Each of the four Panthers penalty-killers was to the right of the right-wing faceoff circle when Evgeni Malkin slid a pass to Crosby standing all alone between the circles.
“You want to make sure you put that one in when you have that much time,” said Crosby, who was playing his first game of the season after recovering from a concussion.
The Panthers had carried play to that point but the goal seemed to wake Pittsburgh up.
Hagelin and fourth-liner Fehr scored on odd-man rushes early in the third to give the Penguins the lead.
“It’s important for us to realize that when we have a lead like that, we need to play strong defensively, play tight defensively and not give away any chances,” Panthers defenseman Aaron Ekblad said. “They got way too many chances out there in the period.”

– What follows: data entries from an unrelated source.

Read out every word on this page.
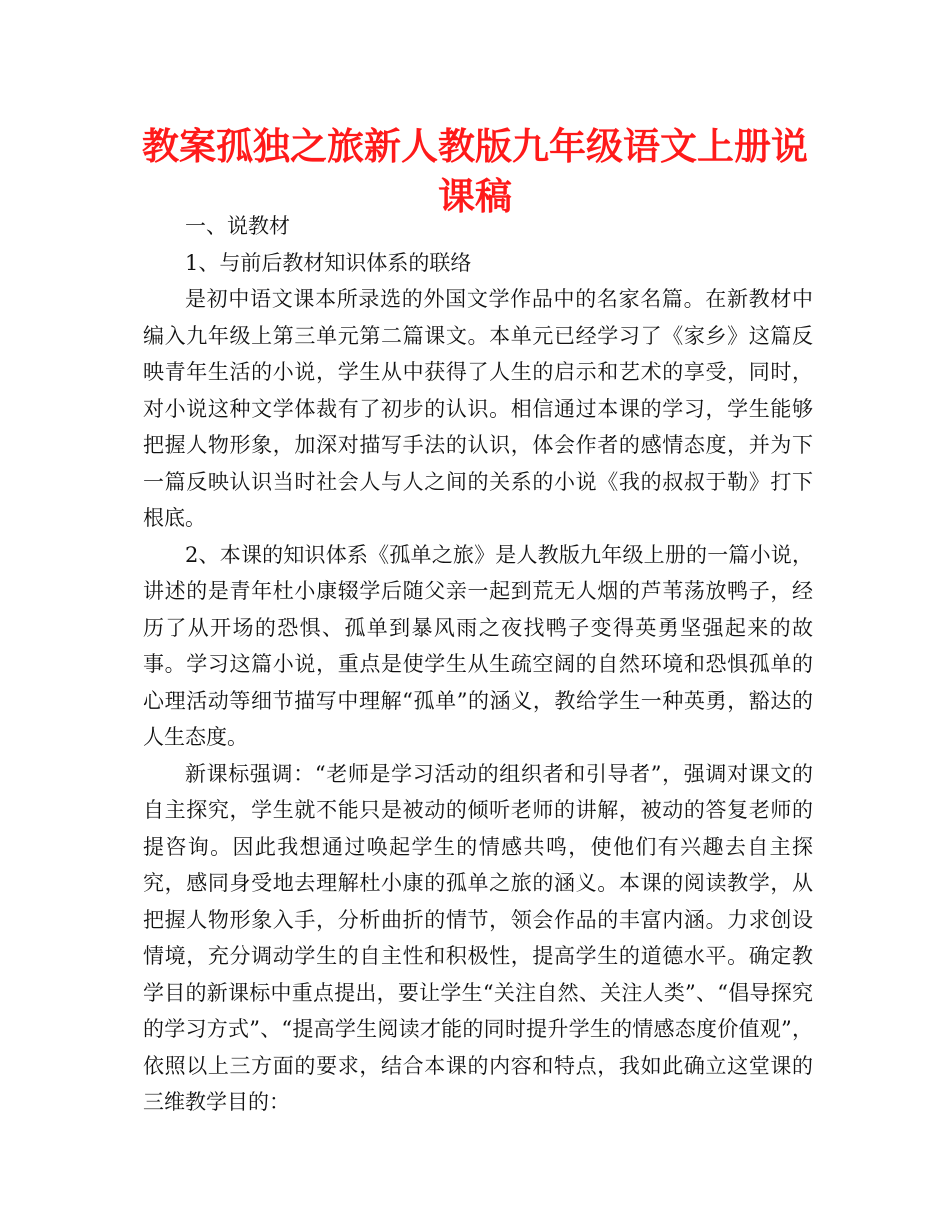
教案孤独之旅新人教版九年级语文上册说课稿

一、说教材

1、与前后教材知识体系的联络

是初中语文课本所录选的外国文学作品中的名家名篇。在新教材中编入九年级上第三单元第二篇课文。本单元已经学习了《家乡》这篇反映青年生活的小说，学生从中获得了人生的启示和艺术的享受，同时，对小说这种文学体裁有了初步的认识。相信通过本课的学习，学生能够把握人物形象，加深对描写手法的认识，体会作者的感情态度，并为下一篇反映认识当时社会人与人之间的关系的小说《我的叔叔于勒》打下根底。

2、本课的知识体系《孤单之旅》是人教版九年级上册的一篇小说，讲述的是青年杜小康辍学后随父亲一起到荒无人烟的芦苇荡放鸭子，经历了从开场的恐惧、孤单到暴风雨之夜找鸭子变得英勇坚强起来的故事。学习这篇小说，重点是使学生从生疏空阔的自然环境和恐惧孤单的心理活动等细节描写中理解“孤单”的涵义，教给学生一种英勇，豁达的人生态度。

新课标强调：“老师是学习活动的组织者和引导者”，强调对课文的自主探究，学生就不能只是被动的倾听老师的讲解，被动的答复老师的提咨询。因此我想通过唤起学生的情感共鸣，使他们有兴趣去自主探究，感同身受地去理解杜小康的孤单之旅的涵义。本课的阅读教学，从把握人物形象入手，分析曲折的情节，领会作品的丰富内涵。力求创设情境，充分调动学生的自主性和积极性，提高学生的道德水平。确定教学目的新课标中重点提出，要让学生“关注自然、关注人类”、“倡导探究的学习方式”、“提高学生阅读才能的同时提升学生的情感态度价值观”，依照以上三方面的要求，结合本课的内容和特点，我如此确立这堂课的三维教学目的：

The poor third period ruined the chances for a first win with the Panthers for Reimer, who signed a five-year, $17 million contract last summer.
“It’s too bad; I thought we played a pretty solid game,” Reimer said. “Obviously, there were a couple saves I could have made, but that’s just the way she goes sometimes.”
The Panthers strong play in the first period — they had eight of the final nine shots on goal — was largely was attributable to three consecutive power plays. It took until the third one for them to score when Smith flipped a backhand rebound up over Marc-Andre Fleury’s pads with 1:58 to play in the first.
Pysyk made it 2-0 six minutes into the second off a feed from Shane Harper on a transition play into the Pittsburgh zone.
The sequence that led to the goal began with Jaromir Jagr getting the puck up out of his zone — and paying the price for it, absorbing a hit from Penguins defenseman Ian Cole.
Earlier in the day, the 44-year-old Jagr was given a plaque with his name and number on it by the Penguins, who drafted him 26 years ago. The plaque was made of melted steel from the roof of the now-razed Civic Arena, where Jagr played his home games from 1990-2001 — winning five NHL scoring titles — with the Penguins.